Dobyns patterns his bulldog mentality on the hill after a future Hall of Famer.
“One of the athletes that I’ve looked up to throughout my career was Max Scherzer,” Dobyns said. “Just the way he played the game and doesn’t let anything get in his way has been a big influence on my game.”
At the plate, he’s been just as dominant. Dobyns ranks among the team leaders with a .425 batting average with 22 RBI and 12 runs scored.
Prior to the season, Dobyns set some pretty lofty goals for himself, including throwing a no-hitter and also earning Bull Run District Player of the Year. He’s well on his way to accomplishing both achievements.
Londrey couldn’t be prouder of what his senior has accomplished this year.
“Kody is a natural leader, and whether he wants it or not, his teammates follow his every word,” he said. “That being said, he’s the coach’s dream to have on the team because of his work ethic and his own personal drive to get better each and every day. He helps lead the rest of the team into having that mindset. That is one of the biggest reasons why I have no doubt that our team is fighting for first place in our district.”
But as talented of a player Dobyns is on the field, his good qualities extend well beyond the white lines.
“When you talk about Kody as a young man outside of baseball, he is one of the nicest young men that you will come across,” Londrey said. “He’s incredible with the young kids and has a gift that makes each and every one of them that he comes across feel as though they are the most special person around.”
Outside of baseball, Dobyns still loves to compete and has developed a passion for playing cornhole.
“About two years ago I played cornhole professionally with my good friend Isaac Hurt,” Dobyns said. “We played in the doubles division together.

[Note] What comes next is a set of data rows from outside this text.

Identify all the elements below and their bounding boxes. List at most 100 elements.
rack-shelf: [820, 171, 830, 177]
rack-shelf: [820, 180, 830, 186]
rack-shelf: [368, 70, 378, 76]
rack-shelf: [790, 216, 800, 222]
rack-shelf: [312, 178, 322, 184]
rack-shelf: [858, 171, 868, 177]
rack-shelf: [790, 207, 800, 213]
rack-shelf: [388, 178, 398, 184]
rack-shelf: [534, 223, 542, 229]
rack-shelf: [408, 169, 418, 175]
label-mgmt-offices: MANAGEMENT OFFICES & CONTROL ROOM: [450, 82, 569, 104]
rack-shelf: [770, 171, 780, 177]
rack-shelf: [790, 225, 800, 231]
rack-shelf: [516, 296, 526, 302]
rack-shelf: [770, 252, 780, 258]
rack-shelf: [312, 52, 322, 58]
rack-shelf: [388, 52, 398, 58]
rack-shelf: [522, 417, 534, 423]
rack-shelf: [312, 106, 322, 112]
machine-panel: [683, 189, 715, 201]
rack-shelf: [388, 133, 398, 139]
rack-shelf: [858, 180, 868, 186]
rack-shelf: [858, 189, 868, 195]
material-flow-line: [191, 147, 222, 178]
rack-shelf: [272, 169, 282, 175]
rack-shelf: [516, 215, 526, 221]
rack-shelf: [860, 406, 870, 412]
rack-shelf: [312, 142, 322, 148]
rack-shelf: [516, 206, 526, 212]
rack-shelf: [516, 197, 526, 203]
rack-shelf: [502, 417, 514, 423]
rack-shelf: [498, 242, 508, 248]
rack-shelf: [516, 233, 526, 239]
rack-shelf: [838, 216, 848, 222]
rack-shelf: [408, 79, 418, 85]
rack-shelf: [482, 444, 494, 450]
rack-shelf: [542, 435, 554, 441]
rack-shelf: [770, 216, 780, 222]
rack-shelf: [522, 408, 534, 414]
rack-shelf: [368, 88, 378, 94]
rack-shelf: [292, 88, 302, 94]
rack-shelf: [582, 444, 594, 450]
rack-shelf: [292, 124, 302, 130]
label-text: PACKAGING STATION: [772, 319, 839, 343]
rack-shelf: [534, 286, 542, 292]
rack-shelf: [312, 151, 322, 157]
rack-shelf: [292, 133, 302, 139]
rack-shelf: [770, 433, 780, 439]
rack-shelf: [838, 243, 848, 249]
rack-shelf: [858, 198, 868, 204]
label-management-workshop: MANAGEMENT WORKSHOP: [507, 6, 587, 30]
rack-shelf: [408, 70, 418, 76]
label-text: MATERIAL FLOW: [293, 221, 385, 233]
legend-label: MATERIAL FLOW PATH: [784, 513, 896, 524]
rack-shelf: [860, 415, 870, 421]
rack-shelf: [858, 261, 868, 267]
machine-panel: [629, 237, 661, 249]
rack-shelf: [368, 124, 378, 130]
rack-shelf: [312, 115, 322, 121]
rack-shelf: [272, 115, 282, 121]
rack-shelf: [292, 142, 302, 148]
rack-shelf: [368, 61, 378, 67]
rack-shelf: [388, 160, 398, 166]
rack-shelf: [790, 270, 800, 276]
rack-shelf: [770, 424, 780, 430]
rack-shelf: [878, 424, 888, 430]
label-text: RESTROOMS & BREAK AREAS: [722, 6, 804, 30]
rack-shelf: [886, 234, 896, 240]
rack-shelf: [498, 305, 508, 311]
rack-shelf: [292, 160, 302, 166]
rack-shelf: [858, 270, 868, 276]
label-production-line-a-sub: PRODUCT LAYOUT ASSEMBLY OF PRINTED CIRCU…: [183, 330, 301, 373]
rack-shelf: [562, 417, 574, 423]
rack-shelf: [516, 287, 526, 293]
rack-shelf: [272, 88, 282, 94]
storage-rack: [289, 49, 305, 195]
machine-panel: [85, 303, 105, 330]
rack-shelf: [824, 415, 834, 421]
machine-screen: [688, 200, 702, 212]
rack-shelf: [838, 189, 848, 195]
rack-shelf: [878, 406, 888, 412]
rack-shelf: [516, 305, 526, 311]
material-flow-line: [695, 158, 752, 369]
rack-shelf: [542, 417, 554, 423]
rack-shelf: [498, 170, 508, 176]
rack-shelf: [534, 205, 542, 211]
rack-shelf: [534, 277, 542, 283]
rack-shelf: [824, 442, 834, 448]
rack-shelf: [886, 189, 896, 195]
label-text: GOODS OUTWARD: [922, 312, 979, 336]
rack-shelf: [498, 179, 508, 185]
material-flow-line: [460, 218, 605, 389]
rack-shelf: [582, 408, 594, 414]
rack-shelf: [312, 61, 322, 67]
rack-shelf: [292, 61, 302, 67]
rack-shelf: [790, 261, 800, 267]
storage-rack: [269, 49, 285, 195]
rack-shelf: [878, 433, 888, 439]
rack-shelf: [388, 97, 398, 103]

I ended up winning the blind draw world championship in the American Cornhole Organization.”
On the field, Dobyns’ baseball career will extend past high school. Next season, he will have an opportunity to continue playing the sport he loves at Shenandoah University.
“It’s very exciting for me,” he said. “Not everyone gets the chance to play sports collegiately. I am thankful enough that Shenandoah believes in my talent and has given me the opportunity to play for them.”
Londrey is excited to see what the future holds for Dobyns at the next level.
“Kody is something to watch and I can’t wait to see how much more he’ll grow as a pitcher as he continues his career at Shenandoah,” Londrey said.
Dobyns’ ultimate goal is to go as far as he can with baseball and hopefully earn an opportunity to play professionally. But for now, the Madison County senior is just enjoying the ride.
“None of this wouldn’t be possible without God and my family,” he said. “I’m thankful enough to have always had good coaches and teammates that have always pushed me.”